RETAINERS | 2012 | |||
Board retainer | $ | 15,000 |
In addition, non-employee directors are paid a fee of $1,500 for each attended meeting of the Board or any Committee of which he or she is a member. Each director who is not also an employee of the Company is eligible for grants of non-qualified stock options under the Amended and Restated 2004 Equity Incentive Plan. Generally, directors who are not employees of the Company have been awarded options to purchase 10,000 shares of Common Stock upon joining the Board and options to purchase 1,000 shares of Common Stock for each succeeding year of service, with the exercise price equal to the fair market value of the Common Stock on the date of grant. Pursuant to the terms of the Amended and Restated 2004 Equity Incentive Plan, no non-employee director is eligible for a grant of incentive stock options under the Plan.
II. EXECUTIVE OFFICER COMPENSATION. The following table sets forth the fiscal 2012 annual base salaries provided for the Company’s Chief Executive Officer, Chief Financial Officer and other highly compensated executive officers (the “Named Officers”). No bonuses were paid in connection with the Company’s bonus plan pursuant to the Company’s Cash Incentive Performance Program for 2011, and no discretionary bonuses were awarded relative to fiscal 2011 performance.
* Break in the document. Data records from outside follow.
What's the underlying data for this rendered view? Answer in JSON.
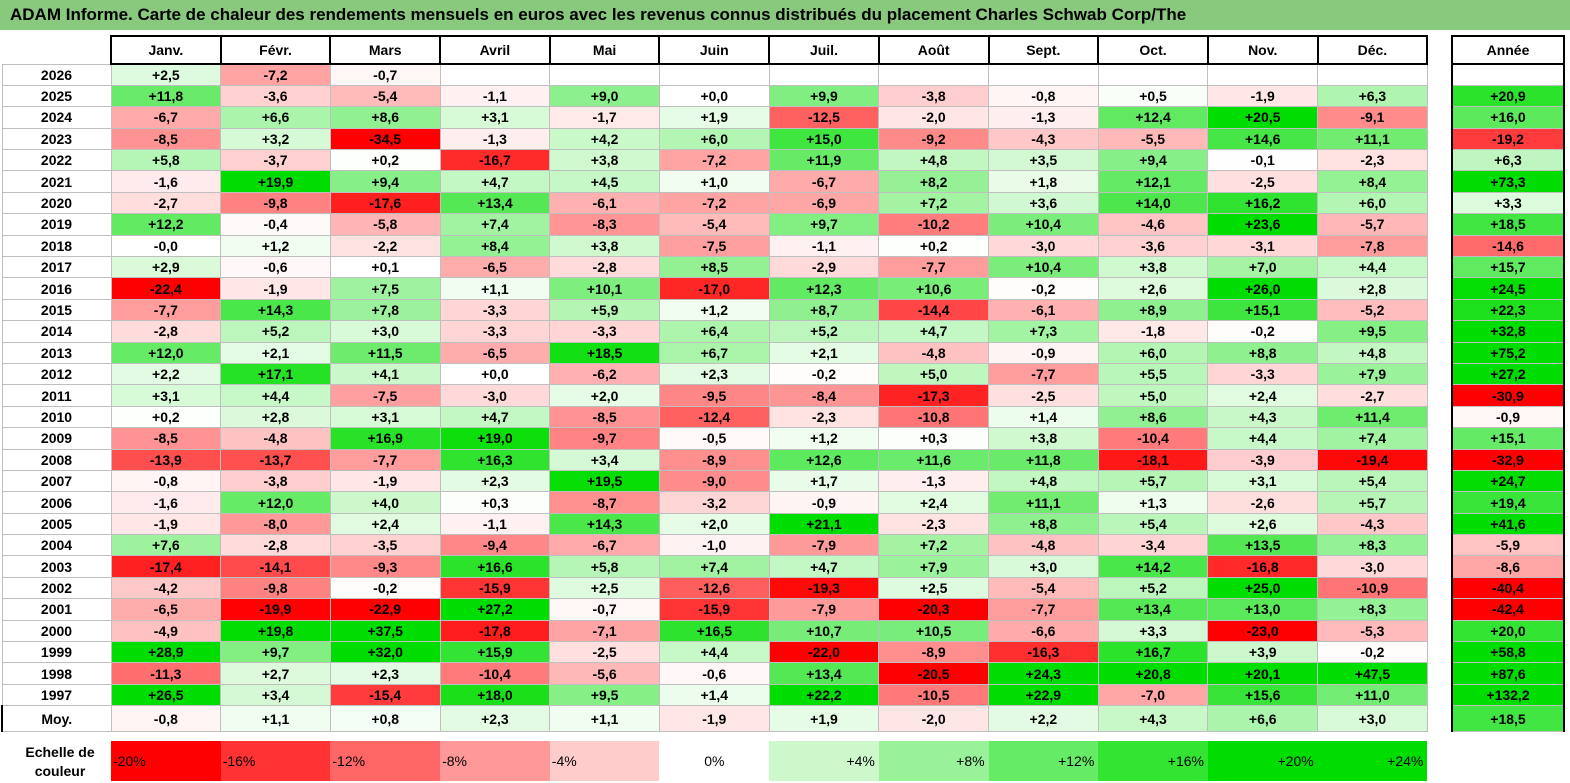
{
  "title": "ADAM Informe. Carte de chaleur des rendements mensuels en euros avec les revenus connus distribués du placement Charles Schwab Corp/The",
  "colors": {
    "title_bg": "#89c97d",
    "neg_max": "#ff0000",
    "pos_max": "#00dd00",
    "zero": "#ffffff"
  },
  "chart_data": {
    "type": "heatmap",
    "title": "ADAM Informe. Carte de chaleur des rendements mensuels en euros avec les revenus connus distribués du placement Charles Schwab Corp/The",
    "months": [
      "Janv.",
      "Févr.",
      "Mars",
      "Avril",
      "Mai",
      "Juin",
      "Juil.",
      "Août",
      "Sept.",
      "Oct.",
      "Nov.",
      "Déc."
    ],
    "year_header": "Année",
    "rows": [
      {
        "year": "2026",
        "values": [
          "+2,5",
          "-7,2",
          "-0,7",
          "",
          "",
          "",
          "",
          "",
          "",
          "",
          "",
          ""
        ],
        "annual": ""
      },
      {
        "year": "2025",
        "values": [
          "+11,8",
          "-3,6",
          "-5,4",
          "-1,1",
          "+9,0",
          "+0,0",
          "+9,9",
          "-3,8",
          "-0,8",
          "+0,5",
          "-1,9",
          "+6,3"
        ],
        "annual": "+20,9"
      },
      {
        "year": "2024",
        "values": [
          "-6,7",
          "+6,6",
          "+8,6",
          "+3,1",
          "-1,7",
          "+1,9",
          "-12,5",
          "-2,0",
          "-1,3",
          "+12,4",
          "+20,5",
          "-9,1"
        ],
        "annual": "+16,0"
      },
      {
        "year": "2023",
        "values": [
          "-8,5",
          "+3,2",
          "-34,5",
          "-1,3",
          "+4,2",
          "+6,0",
          "+15,0",
          "-9,2",
          "-4,3",
          "-5,5",
          "+14,6",
          "+11,1"
        ],
        "annual": "-19,2"
      },
      {
        "year": "2022",
        "values": [
          "+5,8",
          "-3,7",
          "+0,2",
          "-16,7",
          "+3,8",
          "-7,2",
          "+11,9",
          "+4,8",
          "+3,5",
          "+9,4",
          "-0,1",
          "-2,3"
        ],
        "annual": "+6,3"
      },
      {
        "year": "2021",
        "values": [
          "-1,6",
          "+19,9",
          "+9,4",
          "+4,7",
          "+4,5",
          "+1,0",
          "-6,7",
          "+8,2",
          "+1,8",
          "+12,1",
          "-2,5",
          "+8,4"
        ],
        "annual": "+73,3"
      },
      {
        "year": "2020",
        "values": [
          "-2,7",
          "-9,8",
          "-17,6",
          "+13,4",
          "-6,1",
          "-7,2",
          "-6,9",
          "+7,2",
          "+3,6",
          "+14,0",
          "+16,2",
          "+6,0"
        ],
        "annual": "+3,3"
      },
      {
        "year": "2019",
        "values": [
          "+12,2",
          "-0,4",
          "-5,8",
          "+7,4",
          "-8,3",
          "-5,4",
          "+9,7",
          "-10,2",
          "+10,4",
          "-4,6",
          "+23,6",
          "-5,7"
        ],
        "annual": "+18,5"
      },
      {
        "year": "2018",
        "values": [
          "-0,0",
          "+1,2",
          "-2,2",
          "+8,4",
          "+3,8",
          "-7,5",
          "-1,1",
          "+0,2",
          "-3,0",
          "-3,6",
          "-3,1",
          "-7,8"
        ],
        "annual": "-14,6"
      },
      {
        "year": "2017",
        "values": [
          "+2,9",
          "-0,6",
          "+0,1",
          "-6,5",
          "-2,8",
          "+8,5",
          "-2,9",
          "-7,7",
          "+10,4",
          "+3,8",
          "+7,0",
          "+4,4"
        ],
        "annual": "+15,7"
      },
      {
        "year": "2016",
        "values": [
          "-22,4",
          "-1,9",
          "+7,5",
          "+1,1",
          "+10,1",
          "-17,0",
          "+12,3",
          "+10,6",
          "-0,2",
          "+2,6",
          "+26,0",
          "+2,8"
        ],
        "annual": "+24,5"
      },
      {
        "year": "2015",
        "values": [
          "-7,7",
          "+14,3",
          "+7,8",
          "-3,3",
          "+5,9",
          "+1,2",
          "+8,7",
          "-14,4",
          "-6,1",
          "+8,9",
          "+15,1",
          "-5,2"
        ],
        "annual": "+22,3"
      },
      {
        "year": "2014",
        "values": [
          "-2,8",
          "+5,2",
          "+3,0",
          "-3,3",
          "-3,3",
          "+6,4",
          "+5,2",
          "+4,7",
          "+7,3",
          "-1,8",
          "-0,2",
          "+9,5"
        ],
        "annual": "+32,8"
      },
      {
        "year": "2013",
        "values": [
          "+12,0",
          "+2,1",
          "+11,5",
          "-6,5",
          "+18,5",
          "+6,7",
          "+2,1",
          "-4,8",
          "-0,9",
          "+6,0",
          "+8,8",
          "+4,8"
        ],
        "annual": "+75,2"
      },
      {
        "year": "2012",
        "values": [
          "+2,2",
          "+17,1",
          "+4,1",
          "+0,0",
          "-6,2",
          "+2,3",
          "-0,2",
          "+5,0",
          "-7,7",
          "+5,5",
          "-3,3",
          "+7,9"
        ],
        "annual": "+27,2"
      },
      {
        "year": "2011",
        "values": [
          "+3,1",
          "+4,4",
          "-7,5",
          "-3,0",
          "+2,0",
          "-9,5",
          "-8,4",
          "-17,3",
          "-2,5",
          "+5,0",
          "+2,4",
          "-2,7"
        ],
        "annual": "-30,9"
      },
      {
        "year": "2010",
        "values": [
          "+0,2",
          "+2,8",
          "+3,1",
          "+4,7",
          "-8,5",
          "-12,4",
          "-2,3",
          "-10,8",
          "+1,4",
          "+8,6",
          "+4,3",
          "+11,4"
        ],
        "annual": "-0,9"
      },
      {
        "year": "2009",
        "values": [
          "-8,5",
          "-4,8",
          "+16,9",
          "+19,0",
          "-9,7",
          "-0,5",
          "+1,2",
          "+0,3",
          "+3,8",
          "-10,4",
          "+4,4",
          "+7,4"
        ],
        "annual": "+15,1"
      },
      {
        "year": "2008",
        "values": [
          "-13,9",
          "-13,7",
          "-7,7",
          "+16,3",
          "+3,4",
          "-8,9",
          "+12,6",
          "+11,6",
          "+11,8",
          "-18,1",
          "-3,9",
          "-19,4"
        ],
        "annual": "-32,9"
      },
      {
        "year": "2007",
        "values": [
          "-0,8",
          "-3,8",
          "-1,9",
          "+2,3",
          "+19,5",
          "-9,0",
          "+1,7",
          "-1,3",
          "+4,8",
          "+5,7",
          "+3,1",
          "+5,4"
        ],
        "annual": "+24,7"
      },
      {
        "year": "2006",
        "values": [
          "-1,6",
          "+12,0",
          "+4,0",
          "+0,3",
          "-8,7",
          "-3,2",
          "-0,9",
          "+2,4",
          "+11,1",
          "+1,3",
          "-2,6",
          "+5,7"
        ],
        "annual": "+19,4"
      },
      {
        "year": "2005",
        "values": [
          "-1,9",
          "-8,0",
          "+2,4",
          "-1,1",
          "+14,3",
          "+2,0",
          "+21,1",
          "-2,3",
          "+8,8",
          "+5,4",
          "+2,6",
          "-4,3"
        ],
        "annual": "+41,6"
      },
      {
        "year": "2004",
        "values": [
          "+7,6",
          "-2,8",
          "-3,5",
          "-9,4",
          "-6,7",
          "-1,0",
          "-7,9",
          "+7,2",
          "-4,8",
          "-3,4",
          "+13,5",
          "+8,3"
        ],
        "annual": "-5,9"
      },
      {
        "year": "2003",
        "values": [
          "-17,4",
          "-14,1",
          "-9,3",
          "+16,6",
          "+5,8",
          "+7,4",
          "+4,7",
          "+7,9",
          "+3,0",
          "+14,2",
          "-16,8",
          "-3,0"
        ],
        "annual": "-8,6"
      },
      {
        "year": "2002",
        "values": [
          "-4,2",
          "-9,8",
          "-0,2",
          "-15,9",
          "+2,5",
          "-12,6",
          "-19,3",
          "+2,5",
          "-5,4",
          "+5,2",
          "+25,0",
          "-10,9"
        ],
        "annual": "-40,4"
      },
      {
        "year": "2001",
        "values": [
          "-6,5",
          "-19,9",
          "-22,9",
          "+27,2",
          "-0,7",
          "-15,9",
          "-7,9",
          "-20,3",
          "-7,7",
          "+13,4",
          "+13,0",
          "+8,3"
        ],
        "annual": "-42,4"
      },
      {
        "year": "2000",
        "values": [
          "-4,9",
          "+19,8",
          "+37,5",
          "-17,8",
          "-7,1",
          "+16,5",
          "+10,7",
          "+10,5",
          "-6,6",
          "+3,3",
          "-23,0",
          "-5,3"
        ],
        "annual": "+20,0"
      },
      {
        "year": "1999",
        "values": [
          "+28,9",
          "+9,7",
          "+32,0",
          "+15,9",
          "-2,5",
          "+4,4",
          "-22,0",
          "-8,9",
          "-16,3",
          "+16,7",
          "+3,9",
          "-0,2"
        ],
        "annual": "+58,8"
      },
      {
        "year": "1998",
        "values": [
          "-11,3",
          "+2,7",
          "+2,3",
          "-10,4",
          "-5,6",
          "-0,6",
          "+13,4",
          "-20,5",
          "+24,3",
          "+20,8",
          "+20,1",
          "+47,5"
        ],
        "annual": "+87,6"
      },
      {
        "year": "1997",
        "values": [
          "+26,5",
          "+3,4",
          "-15,4",
          "+18,0",
          "+9,5",
          "+1,4",
          "+22,2",
          "-10,5",
          "+22,9",
          "-7,0",
          "+15,6",
          "+11,0"
        ],
        "annual": "+132,2"
      }
    ],
    "average": {
      "label": "Moy.",
      "values": [
        "-0,8",
        "+1,1",
        "+0,8",
        "+2,3",
        "+1,1",
        "-1,9",
        "+1,9",
        "-2,0",
        "+2,2",
        "+4,3",
        "+6,6",
        "+3,0"
      ],
      "annual": "+18,5"
    },
    "scale": {
      "label": "Echelle de couleur",
      "steps": [
        "-20%",
        "-16%",
        "-12%",
        "-8%",
        "-4%",
        "0%",
        "+4%",
        "+8%",
        "+12%",
        "+16%",
        "+20%",
        "+24%"
      ]
    }
  }
}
EXECUTIVE OFFICER | 2012 SALARY | |||
Lonnie J. Stout II | $ | 415,000 | ||
R. Gregory Lewis | $ | 216,500 | ||
J. Michael Moore | $ | 170,700 | ||
Mark A. Parkey | $ | 170,700 |
The following table sets forth the fiscal 2012 cash bonus targets as a percentage of 2012 base salary set for the Company’s Named Officers under the Company’s Cash Incentive Performance Program, adopted in connection with the Amended and Restated 2004 Equity Incentive Plan.
EXECUTIVE OFFICER | THRESHOLD | TARGET | MAXIMUM | ||||||
Lonnie J. Stout II | 17.5% | 35% | 70% | ||||||
R. Gregory Lewis | 15.0% | 30% | 60% | ||||||
J. Michael Moore | 12.5% | 25% | 50% | ||||||
Mark A. Parkey | 12.5% | 25% | 50% |
The bonuses will generally be determined based upon the Company’s achieving designated levels of earnings before net interest expense, income taxes, depreciation, amortization, pre-opening expense, certain impairment charges, if applicable, any stock option expense, any change in deferred compensation accruals that result from interest rate changes, and any expenses associated with a contested election of directors, or “adjusted EBITDA.”
The Named Officers are eligible to receive incentive awards pursuant to the Company’s equity incentive plan.
III. ADDITIONAL INFORMATION. The foregoing information is summary in nature. Additional information regarding director and Named Officer compensation will be provided in the Company’s proxy statement to be filed in connection with the 2012 annual meeting of shareholders.